Le meurtrier présumé de la petite Océane, une fillette de 8 ans tuée samedi à Bellegarde (Gard), a été mis en examen jeudi 10 novembre à Nîmes pour "meurtre sur mineur de 15 ans accompagné, précédé ou suivi de viol sur mineur de 15 ans". Il a ensuite été écroué.

Tentative de suicide

Cet homme de 25 ans a tenté de se suicider lors de sa garde à vue, selon les informations d'itélé, confirmées par son avocat jeudi. Il a essayé de se pendre avec son t-shirt (et non pas de l'avaler, comme il avait été signalé dans un premier temps) dans sa cellule, précise RTL. Samu et gendarmes sont intervenus rapidement. Le suspect n'a pas perdu connaissance mais il respirait mal et présentait des rougeurs autour du cou.

Il a avoué mercredi être l'auteur du meurtre de la fillette, avant le résultat des analyses ADN. Celles-ci confirment que les traces relevées sur les vêtements de la petite fille correspondent bien à l'ADN du jeune homme.

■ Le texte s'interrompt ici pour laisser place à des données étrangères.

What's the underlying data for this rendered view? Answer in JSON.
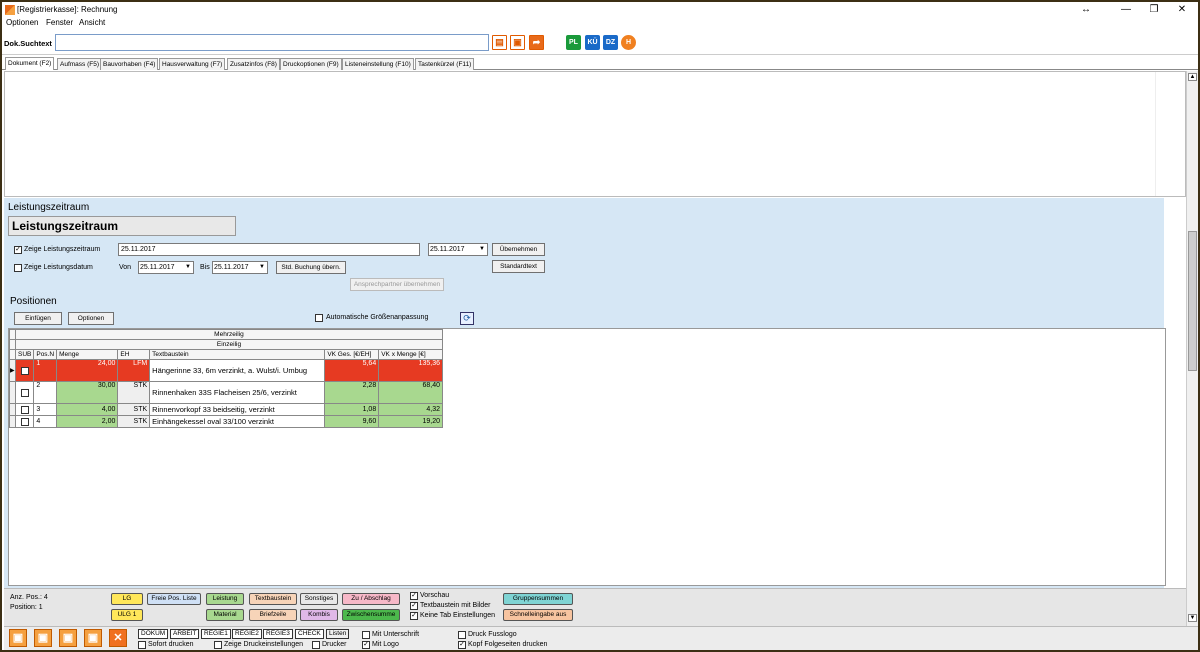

Pas d'antécédent judiciaire

Le suspect s'est présenté de lui-même aux autorités mardi soir afin qu'elles "vérifient" s'il n'avait pas tué la fillette. "Il ne se souvenait plus de ce qu'il avait fait samedi soir (soir de l'enlèvement d'Océane)", a expliqué le procureur de la République de Nîmes Robert Gelli. "Il a eu un trou noir, il était ivre dans la nuit de samedi à dimanche." Le jeune homme a alors demandé à subir des "prélèvements". C'est sa compagne qui l'aurait poussé à effectuer cette démarche. 

Père de trois enfants, dont un bébé de deux mois, l'homme n'a pas d'antécédent judiciaire. Il fait face à "une forte problématique liée à l'alcool", selon le procureur, qui précise qu'il n'a "pas d'activité professionnelle stable et officielle""Sa responsabilité dans cette affaire est pleine et entière", a conclu Robert Gelli, ajoutant que des vérifications restent toutefois nécessaires pour vérifier le déroulement précis des événements.